No decorrer do século XX a humanidade viu a ciência responder a alguns questionamentos, mas não a todos, então o homem se voltou mais para Deus e passou a encarar a fé não como algo que traz medos e padecimentos como na Idade Média, mas algo que dá conforto num mundo conturbado com conflitos e incertezas. Esse sentimento pode ser visto na obra do poeta brasileiro Murilo Mendes que era católico praticante e sempre procurou transmitir a sua fé através de seus poemas.
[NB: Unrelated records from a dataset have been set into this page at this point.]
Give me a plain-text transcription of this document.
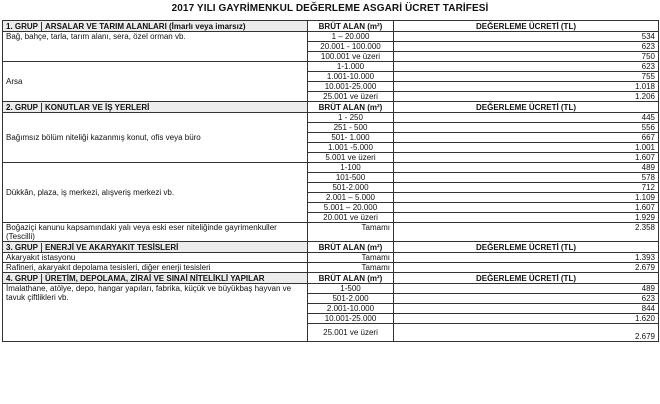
2017 YILI GAYRİMENKUL DEĞERLEME ASGARİ ÜCRET TARİFESİ
1. GRUP ARSALAR VE TARIM ALANLARI (İmarlı veya imarsız)	BRÜT ALAN (m²)	DEĞERLEME ÜCRETİ (TL)
Bağ, bahçe, tarla, tarım alanı, sera, özel orman vb.	1 – 20.000	534
	20.001 - 100.000	623
	100.001 ve üzeri	750
Arsa	1-1.000	623
	1.001-10.000	755
	10.001-25.000	1.018
	25.001 ve üzeri	1.206
2. GRUP KONUTLAR VE İŞ YERLERİ	BRÜT ALAN (m²)	DEĞERLEME ÜCRETİ (TL)
Bağımsız bölüm niteliği kazanmış konut, ofis veya büro	1 - 250	445
	251 - 500	556
	501- 1.000	667
	1.001 -5.000	1.001
	5.001 ve üzeri	1.607
Dükkân, plaza, iş merkezi, alışveriş merkezi vb.	1-100	489
	101-500	578
	501-2.000	712
	2.001 – 5.000	1.109
	5.001 – 20.000	1.607
	20.001 ve üzeri	1.929
Boğaziçi kanunu kapsamındaki yalı veya eski eser niteliğinde gayrimenkuller (Tescilli)	Tamamı	2.358
3. GRUP ENERJİ VE AKARYAKIT TESİSLERİ	BRÜT ALAN (m²)	DEĞERLEME ÜCRETİ (TL)
Akaryakıt istasyonu	Tamamı	1.393
Rafineri, akaryakıt depolama tesisleri, diğer enerji tesisleri	Tamamı	2.679
4. GRUP ÜRETİM, DEPOLAMA, ZİRAİ VE SINAİ NİTELİKLİ YAPILAR	BRÜT ALAN (m²)	DEĞERLEME ÜCRETİ (TL)
İmalathane, atölye, depo, hangar yapıları, fabrika, küçük ve büyükbaş hayvan ve tavuk çiftlikleri vb.	1-500	489
	501-2.000	623
	2.001-10.000	844
	10.001-25.000	1.620
	25.001 ve üzeri	2.679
Esse tema é muito extenso e mais claro ficaria com a exemplificação dos poemas, mas o principal é perceber que, na literatura, qualquer interpretação é valida e que mesmo não sendo uma obra religiosa pode se apreender algo nesse sentido porque a fé e a religião fazem parte do homem e tudo que faz parte da natureza humana não fica de fora das obras literárias. E já que não é possível exemplificar nesse espaço, vale a dica de procurar os autores que estão citados no texto e fazer, cada um, sua própria leitura e tentar identificar não só a teologia, mas também outras fontes de interpretação que é o que há de mais prazeroso no ato de ler.